Poetry Collection
by Jessica Heron
Stairwell by Anonymous
Stairwell
Hot metal, piss,
stale cigarettes,
stuck air
Thickened paint
blue-gray fire
container
To hallways,
front doors,
incinerator doors
To glass walls and
three rectangles
each thin, open
To send out clouds
while he stood there
smoking
Poetry Readings on Zoom
He said he never puts books on the shelf
unless he's read them. He was
in college. Short stacks on the floor
are invisible now with our
desktop cameras on, but his shelves
were already filled. He smiles because,
success. Look at all the awards behind him.
She says she can only keep ten
because minimalism and
illness. One day she might afford
to display them in glass. Maybe the select
few, or maybe someday all of them. Maybe
someday she can buy them all back.
They sell book-scented candles now, twenty bucks
for the experience of antique dust, mold, mildew.

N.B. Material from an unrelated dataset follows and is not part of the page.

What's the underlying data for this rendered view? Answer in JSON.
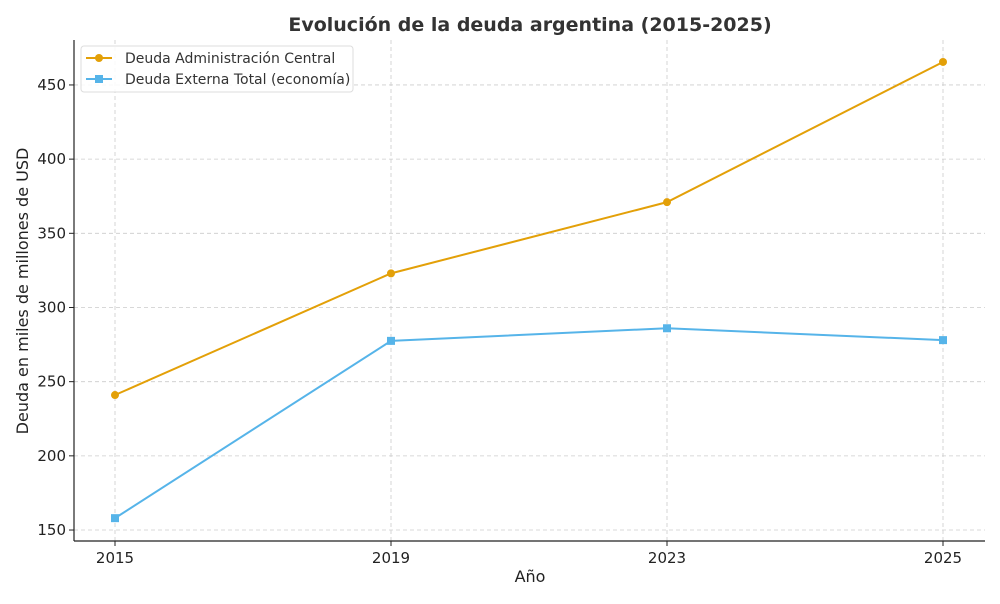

She keeps one in her cart. She keeps
her video turned off. She watches
the images. The decaying pages of the select
backlight, those smiling award-winning faces.
The Blinding
The moon is in its fullest form,
Purest brightest widest white.
The night a copy paste of autumn.
Roads empty of headlights.
Sorcery and spruce conspire
Blinking moon to wet the wound.
Slick black asphalt touches tires.
Misery again empties a lover's room.
I am good as blind tonight, that is, good for nothing.
Beaten down by your endless sighs, breathlessly ineffective.
I would rather shut myself in, alone
Than decrypt sympathy from dissatisfaction.
My required solace, dark and silent as the eyes of the dead,
Is digging with my misery for us an early grave.
Clockwork
The trees are casting long shadows.
I've been here before, in the airport
in Caracas. I'd lost time.
No wrist-watch, no wall clock;
I watched the shadows move.
No numerical assignments,
no scheduled increments
except my plane ticket,
but I didn't notice.
I've been there before, carefree or careless,
I'm quite aware…
The dog fed now and the lamp lit;
I watched the shadows move.
I did not have to choose
indulgent sadness.
I missed out.
The trees are casting long shadows.
I notice now.
Jessica Heron grew up splitting time between New York City and New Jersey beaches. Her work has been published in Wormwood Magazine. She is working on her MFA in poetry and enjoys a career as an applied linguist.